Sunday, March 22, 2020

Market and Life Chaos


Market and Life Chaos
Bill
Heritage and Blood
By Stephen L. Wilmeth



            The cattle market is uncharting.
            The indicators are demonstrating apoplectic movements as if there is no roadmap to any points of the compass. Trying to make sense of it is an experience somewhere between shock and anger. Look at the indicators. A reasonable assessment would lead a first-time visitor to any American supermarket to believe there is a national shortage of beef. In fact, it is so acute it seems to be matched only by the disappearance of toilet paper. Where on earth have these standards of living gone?
            At one point last Thursday, there were exactly five one pound packages of hamburger at Walmart in Deming. When did that last happen?

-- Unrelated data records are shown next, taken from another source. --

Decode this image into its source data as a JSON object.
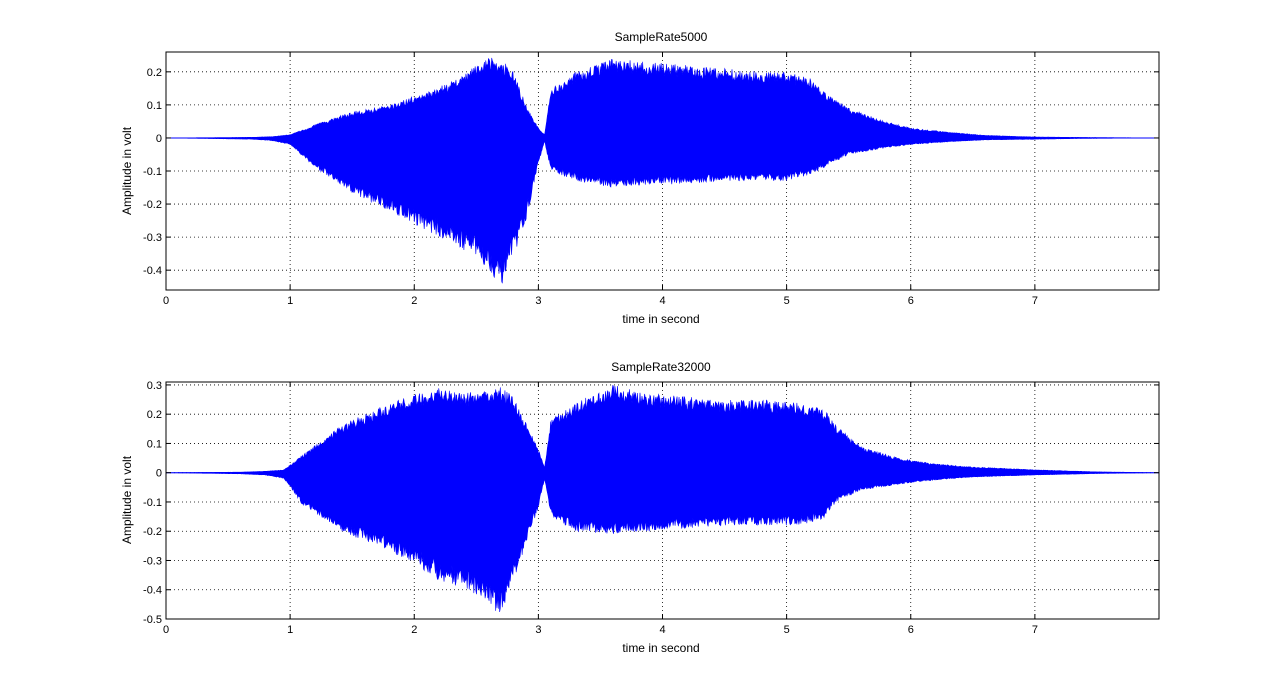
{
  "chart_data": [
    {
      "type": "area",
      "title": "SampleRate5000",
      "xlabel": "time in second",
      "ylabel": "Amplitude in volt",
      "xlim": [
        0,
        8
      ],
      "ylim": [
        -0.46,
        0.26
      ],
      "xticks": [
        0,
        1,
        2,
        3,
        4,
        5,
        6,
        7
      ],
      "yticks": [
        0.2,
        0.1,
        0,
        -0.1,
        -0.2,
        -0.3,
        -0.4
      ],
      "grid": true,
      "series_color": "#0000ff",
      "envelope": {
        "x": [
          0,
          0.7,
          0.85,
          1.0,
          1.2,
          1.5,
          1.8,
          2.1,
          2.3,
          2.5,
          2.6,
          2.7,
          2.8,
          2.9,
          3.0,
          3.05,
          3.1,
          3.3,
          3.6,
          3.9,
          4.2,
          4.5,
          4.8,
          5.0,
          5.2,
          5.3,
          5.5,
          5.8,
          6.0,
          6.3,
          6.6,
          7.0,
          7.3,
          8.0
        ],
        "upper": [
          0,
          0.002,
          0.004,
          0.01,
          0.04,
          0.08,
          0.1,
          0.14,
          0.17,
          0.22,
          0.25,
          0.24,
          0.2,
          0.1,
          0.03,
          0.01,
          0.15,
          0.2,
          0.24,
          0.23,
          0.22,
          0.21,
          0.2,
          0.2,
          0.18,
          0.14,
          0.09,
          0.05,
          0.03,
          0.018,
          0.008,
          0.003,
          0.002,
          0
        ],
        "lower": [
          0,
          -0.004,
          -0.008,
          -0.02,
          -0.09,
          -0.17,
          -0.22,
          -0.28,
          -0.32,
          -0.36,
          -0.4,
          -0.45,
          -0.36,
          -0.25,
          -0.08,
          -0.01,
          -0.1,
          -0.13,
          -0.15,
          -0.14,
          -0.14,
          -0.13,
          -0.13,
          -0.13,
          -0.11,
          -0.09,
          -0.05,
          -0.03,
          -0.02,
          -0.012,
          -0.006,
          -0.004,
          -0.002,
          0
        ]
      }
    },
    {
      "type": "area",
      "title": "SampleRate32000",
      "xlabel": "time in second",
      "ylabel": "Amplitude in volt",
      "xlim": [
        0,
        8
      ],
      "ylim": [
        -0.5,
        0.31
      ],
      "xticks": [
        0,
        1,
        2,
        3,
        4,
        5,
        6,
        7
      ],
      "yticks": [
        0.3,
        0.2,
        0.1,
        0,
        -0.1,
        -0.2,
        -0.3,
        -0.4,
        -0.5
      ],
      "grid": true,
      "series_color": "#0000ff",
      "envelope": {
        "x": [
          0,
          0.6,
          0.8,
          0.95,
          1.1,
          1.4,
          1.7,
          2.0,
          2.2,
          2.4,
          2.6,
          2.7,
          2.8,
          2.9,
          3.0,
          3.05,
          3.1,
          3.3,
          3.6,
          3.9,
          4.2,
          4.5,
          4.8,
          5.1,
          5.3,
          5.4,
          5.6,
          5.9,
          6.2,
          6.5,
          7.0,
          7.5,
          8.0
        ],
        "upper": [
          0,
          0.002,
          0.005,
          0.01,
          0.06,
          0.16,
          0.22,
          0.27,
          0.29,
          0.27,
          0.29,
          0.3,
          0.26,
          0.17,
          0.08,
          0.02,
          0.18,
          0.24,
          0.3,
          0.27,
          0.26,
          0.25,
          0.25,
          0.24,
          0.22,
          0.16,
          0.09,
          0.05,
          0.03,
          0.02,
          0.01,
          0.003,
          0
        ],
        "lower": [
          0,
          -0.004,
          -0.008,
          -0.02,
          -0.11,
          -0.2,
          -0.25,
          -0.31,
          -0.37,
          -0.4,
          -0.44,
          -0.5,
          -0.38,
          -0.24,
          -0.12,
          -0.02,
          -0.15,
          -0.2,
          -0.21,
          -0.2,
          -0.19,
          -0.18,
          -0.18,
          -0.18,
          -0.16,
          -0.1,
          -0.06,
          -0.04,
          -0.025,
          -0.015,
          -0.008,
          -0.003,
          0
        ]
      }
    }
  ]
}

Conversing with the sales associates, updates are offered as to when shipments are expected. They aren’t sure. Skepticism seeps into their opinion as to the authenticity of what is actually happening. Trucks aren’t arriving with expected products.

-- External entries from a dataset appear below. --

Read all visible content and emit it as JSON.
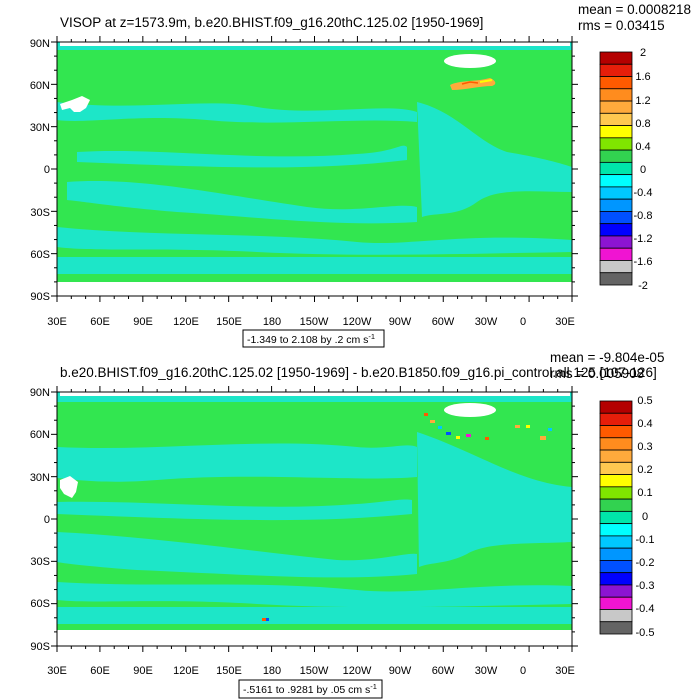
{
  "panels": [
    {
      "title": "VISOP at z=1573.9m, b.e20.BHIST.f09_g16.20thC.125.02 [1950-1969]",
      "mean_text": "mean = 0.0008218",
      "rms_text": "rms = 0.03415",
      "range_text": "-1.349 to 2.108 by .2 cm s",
      "range_sup": "-1",
      "colorbar_labels": [
        "2",
        "1.6",
        "1.2",
        "0.8",
        "0.4",
        "0",
        "-0.4",
        "-0.8",
        "-1.2",
        "-1.6",
        "-2"
      ]
    },
    {
      "title": "b.e20.BHIST.f09_g16.20thC.125.02 [1950-1969] - b.e20.B1850.f09_g16.pi_control.all.125 [107-126]",
      "mean_text": "mean = -9.804e-05",
      "rms_text": "rms = 0.005908",
      "range_text": "-.5161 to .9281 by .05 cm s",
      "range_sup": "-1",
      "colorbar_labels": [
        "0.5",
        "0.4",
        "0.3",
        "0.2",
        "0.1",
        "0",
        "-0.1",
        "-0.2",
        "-0.3",
        "-0.4",
        "-0.5"
      ]
    }
  ],
  "lat_labels": [
    "90N",
    "60N",
    "30N",
    "0",
    "30S",
    "60S",
    "90S"
  ],
  "lon_labels": [
    "30E",
    "60E",
    "90E",
    "120E",
    "150E",
    "180",
    "150W",
    "120W",
    "90W",
    "60W",
    "30W",
    "0",
    "30E"
  ],
  "colorbar_colors": [
    "#b40000",
    "#e61e0a",
    "#ff5a00",
    "#ff8c1e",
    "#ffaa3c",
    "#ffc850",
    "#ffff00",
    "#80e600",
    "#32d250",
    "#00e6aa",
    "#00ffff",
    "#00c8ff",
    "#0096ff",
    "#0050ff",
    "#0000ff",
    "#8c14d2",
    "#f014d2",
    "#c8c8c8",
    "#646464"
  ],
  "map_colors": {
    "green": "#32e650",
    "cyan": "#1de6c8",
    "land": "#ffffff"
  }
}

Empty displays don’t do much for allaying fears of shortages. It only stimulates buying when and where anything can be found. The obvious is at hand. It is hard to deny the fact normal supply chains in the beef business are essentially empty.
Evaluating livestock auction results over the past six weeks, though, certainly doesn’t suggest there is a shortage of live cattle. Prices are mixed and generally suggest the market is going to be better than 2019, but the uncertainty can and has erased supply pull factors. Prices don’t reflect underlying demand. Prices don’t reflect short numbers of calves, either. For example, try to find straight loads of 450 weight steer calves to finish orders for grass and wheat needs in northeastern New Mexico and the Panhandle of Texas.
They don’t exist.
Then look at what prices are being offered for those calves of such limited quantity. The market is upside down. The board is gyrating as it tries to mimic the actions of Wall Street, and, what the traders are looking for, they are going to find. Panic is a self-fulfilling prophesy. Run for the doors screaming and hollering!
 It will only get worse.
The grass is going to get greener as it warms, and those wheat fields needing calves for grazeout are only going to look less crowded. Maybe the market isn’t as true as it should be, but it is what it is, and Walmart is empty.
Bill
What is a 50-year span of time other than a bunch of days strung together?

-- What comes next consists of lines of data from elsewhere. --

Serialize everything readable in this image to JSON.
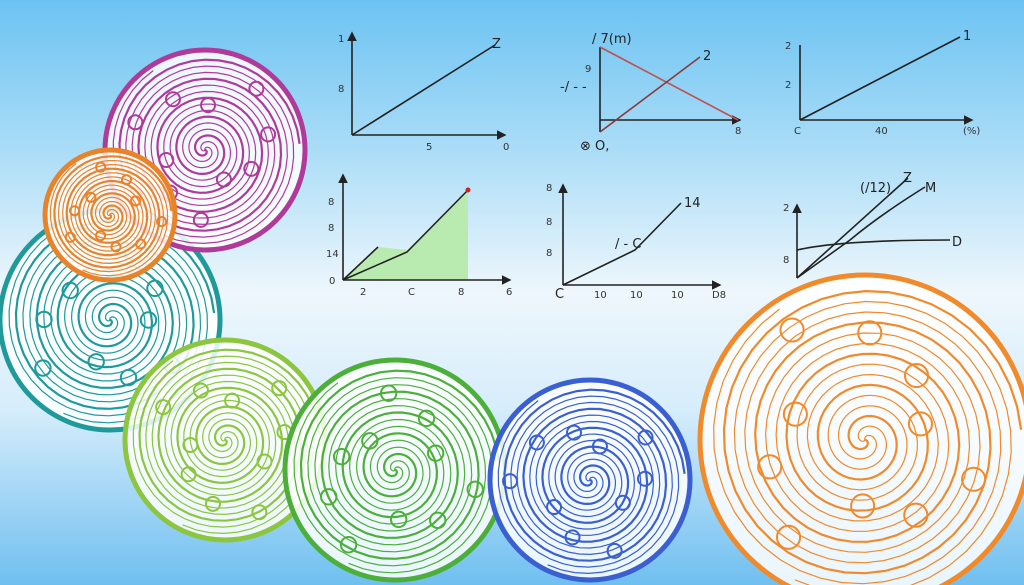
{
  "palette": {
    "background_top": "#6cc3f2",
    "background_mid": "#eef7fc",
    "spirals": [
      "#b03a9a",
      "#e8832a",
      "#1f9a9a",
      "#8cc63f",
      "#4caf3a",
      "#3a5fd0",
      "#f08a2a"
    ],
    "chart_fill": "#b9ebb0",
    "red_line": "#c0504d"
  },
  "charts": [
    {
      "labels": {
        "y_top": "1",
        "y_mid": "8",
        "x_mid": "5",
        "x_end": "0",
        "series": "Z"
      }
    },
    {
      "labels": {
        "title": "/ 7(m)",
        "series": "2",
        "y_mid": "9",
        "y_side": "-/ - -",
        "x_end": "8",
        "origin": "⊗ O,"
      }
    },
    {
      "labels": {
        "y1": "8",
        "y2": "8",
        "y3": "14",
        "y0": "0",
        "x1": "2",
        "x2": "C",
        "x3": "8",
        "x4": "6"
      }
    },
    {
      "labels": {
        "y1": "8",
        "y2": "8",
        "y3": "8",
        "origin": "C",
        "x1": "10",
        "x2": "10",
        "x3": "10",
        "x4": "D8",
        "series": "14",
        "annotation": "/ - C"
      }
    },
    {
      "labels": {
        "y_top": "2",
        "y_mid": "2",
        "origin": "C",
        "x_mid": "40",
        "x_end": "(%)",
        "series": "1"
      }
    },
    {
      "labels": {
        "y_top": "2",
        "y_low": "8",
        "series_a": "(/12)",
        "series_b": "Z",
        "series_c": "M",
        "series_d": "D"
      }
    }
  ]
}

We ended that drought when I found a number and called him on Friday. Too long it has been. I can remember the first time we met. Our mothers were standing talking after having told us we were related. At that time, he had never seen me, and I had never seen him. Both of us were using our mothers as shields as we angled around eyeing and sizing up one another. He wasn’t dressed like a city boy, and that was an immediate bridge. He had boots on.
We kicked the dirt one after the other.
His mother said he liked to play baseball. I was alright with that.
He had a horse. Well, alright!
You need to come ride with him. You bet!
And, we became friends as well as cousins. We played baseball on the same little league team and were undefeated over a two-year span. We played football together and experienced only those things that teammates under Friday night lights can understand. We ran track together and when he was a high school senior and I was a junior we ran on a regionally undefeated mile medley relay team until the state finals. The night of the finals a thunderous storm dumped a sea of water into what used to be University Stadium on the campus at UNM. He helped me set the blocks for the first 220 leg. We were standing in ankle deep water in the inside lane. The outside lanes were dry. We tried to protest, but they made us run anyway.
We didn’t win.
Then life took us in different directions. What we had but didn’t always know was a common heritage. In time, I finally understood how the family connection was configured. It came about variously, but the story of how his grandfather was named was part of it. Bill has Texas in his roots, too. His maternal great grandmother arrived in New Mexico in 1882. She was the sister of my maternal great great grandfather who arrived two years later.
When a baby was born to that grandmother, her young nephew (one of the sons of her brother) was asked what they should name the baby. Name him after me, the boy said.
So, it was that my own great grandmother’s brother, Tom Shelley, named new baby boy, Tom Cox. They would be raised close together, and their lives were forever intertwined with colorful heritage and blood.
Heritage and Blood
Life and livestock markets don’t always conform to hoyle.
Starts and stops, defeats and victories, and uncertainty are present. Life stories they become. What we can hope for is reasonable health, relationships with God and family, and good endings. If we have success, we should be grateful, but when you reach a certain point, success is only a conditional subject, anyway. What you overcame and who is there with you at the end is most important.
What shaped you before you were even you becomes more interesting as well.
Bill Conner and I lived in transitional times. The influence of our family, especially our grandfathers, was a large driver. They taught us to wear boots and made sure we had hats. Good, bad, or indifferent, their lives and what shaped them were imprinted upon us, and, unknowingly, we carried on a worldly impersonation of them.
Now, we have some catching up to do, and … I look forward to it.


Stephen L. Wilmeth is a rancher from southern New Mexico. “Hey, Cuz!”